“With God all things are possible.” Matthew 19:26
A Blog? Seriously, Lord?
Hello, my name is April James. I did not grow up with aspirations of being a writer, certainly not writing anything that pertained to me or how I felt, what I thought, what I did, or my life experiences. Actually, I did not even like English in school, and detested trying to figure out sentence structure. I still struggle with adjectives, pronouns, punctuation, grammar and the like today.
But, in seventh grade, my English teacher offered extra credits to students who would journal. I wanted the credit, so I wrote a little each day. Admittedly, it was mostly fabrications, but it worked. Oh my, did I just confess a lifelong secret? I hope Mr. Tyler won’t go back and change my grade after all these decades!
Now, before you start making assumptions here – please allow a little grace; I was not a follower of Jesus Christ at the time, and as I alluded earlier, I didn’t want anything about myself known, even for a better grade. However, that would change the end of 2011.
I accepted the Lord in high school, yet remained bound by many fears, and emotional wounds. In the Fall of 2011, the Lord began doing a miraculous emotional healing in my life. He removed all the guilt, shame, and self-condemnation I had been carrying. During this time I began to journal, and unlike in the seventh grade, it was with emotions naked and raw. What I felt, thought, things from the past I had never spoken of or put into writing, and the changes taking place in me as the Lord walked me through the healing process.
The writing began December 07, 2011, at 1:30 AM, with the poem, New Life. New Life was the first writing expressing my emotions and thoughts. My writing started with poetry, expanded into devotionals, inspirational articles and other miscellaneous writings, sharing both from my heart and what I felt the Holy Spirit was giving to me. Much credit is given to a couple of close friends, who encouraged me to share my story and writings. Everyone should have such wonderful friends.
A Blog? Seriously, Lord?
I can’t say a blog was originally my thought. I laughed when anyone suggested it, and I ignored a prompting from within for some time. But, here I am today starting a blog; I am not certain just where it will go, but I hope it blesses and encourages the lives of those who read it.
If there is one thing I am certain of: God does work all things out for the good of those who love Him, He can turn tragedy into triumph and misery into ministry.

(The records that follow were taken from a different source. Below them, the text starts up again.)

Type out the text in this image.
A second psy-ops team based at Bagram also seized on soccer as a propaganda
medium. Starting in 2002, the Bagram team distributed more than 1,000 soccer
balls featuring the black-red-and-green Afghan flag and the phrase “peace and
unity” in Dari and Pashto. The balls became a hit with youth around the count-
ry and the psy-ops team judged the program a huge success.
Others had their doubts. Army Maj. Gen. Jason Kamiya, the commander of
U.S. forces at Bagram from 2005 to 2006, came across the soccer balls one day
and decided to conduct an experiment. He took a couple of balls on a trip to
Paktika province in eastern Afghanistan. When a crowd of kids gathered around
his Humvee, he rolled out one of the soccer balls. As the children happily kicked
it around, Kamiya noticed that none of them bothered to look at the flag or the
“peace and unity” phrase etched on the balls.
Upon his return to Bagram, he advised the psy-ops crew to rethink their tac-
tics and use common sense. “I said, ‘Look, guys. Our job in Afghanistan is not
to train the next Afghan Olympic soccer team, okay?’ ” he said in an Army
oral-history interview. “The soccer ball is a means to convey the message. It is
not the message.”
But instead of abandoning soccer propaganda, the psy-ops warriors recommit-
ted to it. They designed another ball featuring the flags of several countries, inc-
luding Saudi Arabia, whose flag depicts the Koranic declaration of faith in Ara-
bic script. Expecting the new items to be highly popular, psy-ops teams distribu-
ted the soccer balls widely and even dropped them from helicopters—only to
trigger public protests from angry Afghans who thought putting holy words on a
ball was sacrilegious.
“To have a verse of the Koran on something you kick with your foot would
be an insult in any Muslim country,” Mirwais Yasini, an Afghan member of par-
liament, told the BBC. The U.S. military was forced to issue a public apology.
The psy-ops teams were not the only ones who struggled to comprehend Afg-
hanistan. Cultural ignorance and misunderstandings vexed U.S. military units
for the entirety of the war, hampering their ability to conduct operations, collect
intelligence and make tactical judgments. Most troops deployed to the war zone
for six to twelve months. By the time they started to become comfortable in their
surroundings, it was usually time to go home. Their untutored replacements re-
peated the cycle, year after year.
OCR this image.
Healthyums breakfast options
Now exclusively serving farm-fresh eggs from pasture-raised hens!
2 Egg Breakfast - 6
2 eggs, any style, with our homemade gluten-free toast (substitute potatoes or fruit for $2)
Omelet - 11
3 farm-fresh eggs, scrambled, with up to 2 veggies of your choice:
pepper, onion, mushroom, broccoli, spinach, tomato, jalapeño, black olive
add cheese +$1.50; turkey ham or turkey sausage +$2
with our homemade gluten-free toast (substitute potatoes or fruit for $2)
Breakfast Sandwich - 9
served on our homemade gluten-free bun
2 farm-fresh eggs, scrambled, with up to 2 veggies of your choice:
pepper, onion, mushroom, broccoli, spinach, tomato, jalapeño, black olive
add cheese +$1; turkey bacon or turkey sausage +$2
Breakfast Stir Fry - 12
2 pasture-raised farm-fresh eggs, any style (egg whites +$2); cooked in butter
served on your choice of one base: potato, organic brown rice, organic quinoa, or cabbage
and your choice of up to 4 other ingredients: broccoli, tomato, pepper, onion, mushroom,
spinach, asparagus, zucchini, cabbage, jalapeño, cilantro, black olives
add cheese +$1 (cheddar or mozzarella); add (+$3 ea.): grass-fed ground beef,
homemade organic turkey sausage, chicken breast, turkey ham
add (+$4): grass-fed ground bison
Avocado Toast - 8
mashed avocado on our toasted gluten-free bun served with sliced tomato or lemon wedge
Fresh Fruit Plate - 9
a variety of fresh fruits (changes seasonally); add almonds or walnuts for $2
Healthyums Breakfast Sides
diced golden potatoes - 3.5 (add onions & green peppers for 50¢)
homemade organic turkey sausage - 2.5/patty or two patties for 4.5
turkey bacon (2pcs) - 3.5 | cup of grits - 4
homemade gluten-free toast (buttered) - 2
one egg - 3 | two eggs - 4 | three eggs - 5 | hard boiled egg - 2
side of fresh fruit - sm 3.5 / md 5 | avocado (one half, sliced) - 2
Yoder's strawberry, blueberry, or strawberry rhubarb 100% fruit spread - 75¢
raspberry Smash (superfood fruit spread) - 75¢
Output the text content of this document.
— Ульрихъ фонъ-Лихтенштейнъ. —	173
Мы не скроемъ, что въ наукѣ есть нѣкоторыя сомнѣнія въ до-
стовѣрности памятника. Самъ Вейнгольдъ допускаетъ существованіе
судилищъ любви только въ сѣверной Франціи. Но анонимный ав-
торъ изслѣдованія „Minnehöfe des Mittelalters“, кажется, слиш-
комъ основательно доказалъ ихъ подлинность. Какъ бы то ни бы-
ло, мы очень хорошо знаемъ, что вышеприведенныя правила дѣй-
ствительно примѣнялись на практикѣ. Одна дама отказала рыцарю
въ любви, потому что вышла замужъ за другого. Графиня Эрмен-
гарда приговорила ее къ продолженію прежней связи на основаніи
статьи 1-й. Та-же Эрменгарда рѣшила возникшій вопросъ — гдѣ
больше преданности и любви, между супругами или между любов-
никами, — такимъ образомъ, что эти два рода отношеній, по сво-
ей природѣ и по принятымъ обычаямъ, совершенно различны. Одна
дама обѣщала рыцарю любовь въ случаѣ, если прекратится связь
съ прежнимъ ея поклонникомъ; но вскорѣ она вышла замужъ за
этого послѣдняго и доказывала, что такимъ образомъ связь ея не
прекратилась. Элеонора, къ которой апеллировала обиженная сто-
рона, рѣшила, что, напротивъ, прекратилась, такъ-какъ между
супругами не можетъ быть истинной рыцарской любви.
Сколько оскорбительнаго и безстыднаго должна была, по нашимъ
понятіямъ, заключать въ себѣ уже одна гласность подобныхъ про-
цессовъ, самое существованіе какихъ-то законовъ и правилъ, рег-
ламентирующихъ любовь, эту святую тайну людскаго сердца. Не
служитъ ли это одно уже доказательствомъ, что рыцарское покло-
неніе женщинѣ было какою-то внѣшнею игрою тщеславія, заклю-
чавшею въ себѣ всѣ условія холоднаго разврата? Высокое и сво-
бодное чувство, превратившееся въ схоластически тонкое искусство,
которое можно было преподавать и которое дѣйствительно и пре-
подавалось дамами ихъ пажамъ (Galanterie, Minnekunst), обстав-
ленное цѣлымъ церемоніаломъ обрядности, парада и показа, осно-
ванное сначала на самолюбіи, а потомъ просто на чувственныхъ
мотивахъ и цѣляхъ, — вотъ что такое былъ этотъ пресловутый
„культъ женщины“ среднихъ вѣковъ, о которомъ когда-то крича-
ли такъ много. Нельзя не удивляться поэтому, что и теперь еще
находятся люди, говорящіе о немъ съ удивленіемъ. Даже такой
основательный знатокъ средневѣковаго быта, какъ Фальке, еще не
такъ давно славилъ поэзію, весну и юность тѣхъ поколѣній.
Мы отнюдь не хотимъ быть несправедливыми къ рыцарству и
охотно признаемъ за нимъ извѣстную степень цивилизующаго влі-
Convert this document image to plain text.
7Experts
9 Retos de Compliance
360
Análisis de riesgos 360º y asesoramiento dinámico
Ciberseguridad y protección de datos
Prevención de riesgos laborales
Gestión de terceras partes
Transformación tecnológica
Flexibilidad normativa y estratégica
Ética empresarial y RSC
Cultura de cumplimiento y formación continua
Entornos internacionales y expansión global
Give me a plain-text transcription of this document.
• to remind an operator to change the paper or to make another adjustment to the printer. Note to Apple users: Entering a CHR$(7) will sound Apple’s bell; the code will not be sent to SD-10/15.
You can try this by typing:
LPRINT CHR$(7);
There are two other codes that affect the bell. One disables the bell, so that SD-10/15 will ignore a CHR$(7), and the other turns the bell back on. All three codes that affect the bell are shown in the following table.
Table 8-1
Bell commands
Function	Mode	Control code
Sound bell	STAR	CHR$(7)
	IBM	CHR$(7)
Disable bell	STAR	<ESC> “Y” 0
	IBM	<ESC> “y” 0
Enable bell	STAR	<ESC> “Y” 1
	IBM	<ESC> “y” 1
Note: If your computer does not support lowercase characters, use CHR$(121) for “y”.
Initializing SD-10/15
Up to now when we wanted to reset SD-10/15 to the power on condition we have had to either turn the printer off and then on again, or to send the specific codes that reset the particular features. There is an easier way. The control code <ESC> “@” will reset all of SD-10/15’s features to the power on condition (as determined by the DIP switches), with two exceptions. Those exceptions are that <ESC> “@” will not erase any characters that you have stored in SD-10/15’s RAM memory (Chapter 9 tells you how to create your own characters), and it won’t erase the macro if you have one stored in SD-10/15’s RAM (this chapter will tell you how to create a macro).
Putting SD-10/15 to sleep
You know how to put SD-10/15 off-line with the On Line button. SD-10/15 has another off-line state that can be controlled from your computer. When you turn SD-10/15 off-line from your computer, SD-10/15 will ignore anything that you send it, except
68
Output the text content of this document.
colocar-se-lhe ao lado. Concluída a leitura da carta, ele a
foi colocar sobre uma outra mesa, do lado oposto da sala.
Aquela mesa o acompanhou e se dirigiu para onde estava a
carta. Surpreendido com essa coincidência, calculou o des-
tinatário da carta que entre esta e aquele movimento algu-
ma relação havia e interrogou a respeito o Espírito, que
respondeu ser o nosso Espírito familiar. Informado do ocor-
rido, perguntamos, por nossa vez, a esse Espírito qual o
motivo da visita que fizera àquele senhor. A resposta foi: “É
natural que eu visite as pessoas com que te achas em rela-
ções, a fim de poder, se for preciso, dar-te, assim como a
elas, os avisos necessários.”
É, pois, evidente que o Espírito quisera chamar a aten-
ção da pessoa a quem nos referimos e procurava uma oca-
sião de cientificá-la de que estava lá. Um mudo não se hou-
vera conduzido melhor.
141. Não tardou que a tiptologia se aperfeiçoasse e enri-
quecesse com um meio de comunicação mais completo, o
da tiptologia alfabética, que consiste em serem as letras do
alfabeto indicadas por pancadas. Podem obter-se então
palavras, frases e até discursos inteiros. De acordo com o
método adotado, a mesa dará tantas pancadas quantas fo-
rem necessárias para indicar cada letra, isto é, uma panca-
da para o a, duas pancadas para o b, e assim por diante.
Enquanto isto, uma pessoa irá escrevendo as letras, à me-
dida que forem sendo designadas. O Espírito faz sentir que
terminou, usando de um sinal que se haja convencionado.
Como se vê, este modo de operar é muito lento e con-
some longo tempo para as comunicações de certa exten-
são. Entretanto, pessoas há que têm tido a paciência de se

For those who like disclaimers, mine would be: If you are looking to read postings with perfect grammar, punctuation and syntax – this is not it. I’m an imperfect girl in love with a perfect God. My desire is to share the perfect One, not point to how good I am (or am not). I hope in grace you can look past the flaws to see and hear Him.
Good morning, Sister April!
I have been reading your messages in the Ambassador for a couple of years, and had the privilege of meeting you at a Gold Sox Faith night.
I usually send my “thank you” notes via Seth’s page; this one I needed to send directly to you!
The March 2019 message spoke to me right where I am in life at this precise moment. I have some decisions and moves to make and is often the case with your messages, they remind me of His precious promises for all of us! You heard my selftalk “what if I fail?” Moses and I doubting what God can do through us, silly men!
Thank you for the reminder that God is with me (Mt 28:20; Jos 1:8,9), for encouraging me to step out in faith, that no matter the outcome, He is on my side, and loves me more than I can ever know on this side of glory!
I pray for your continued growth and His blessings for you and the ministry He has bless you with for us to share the benefit .
God bless you more and more, my precious Sister!!
Thank you for taking the time to send me the precious note, it encourages me. I am glad to know you find the articles encouraging. It is always my prayer that the Lord will use them to speak or touch someone.
May the Lord bless and prosper your faith steps and all you set your hand to. I pray the Lord encourages you in heart, lifts your spirit, strengthens your resolve to follow, and fills you with peace in the way you are to go.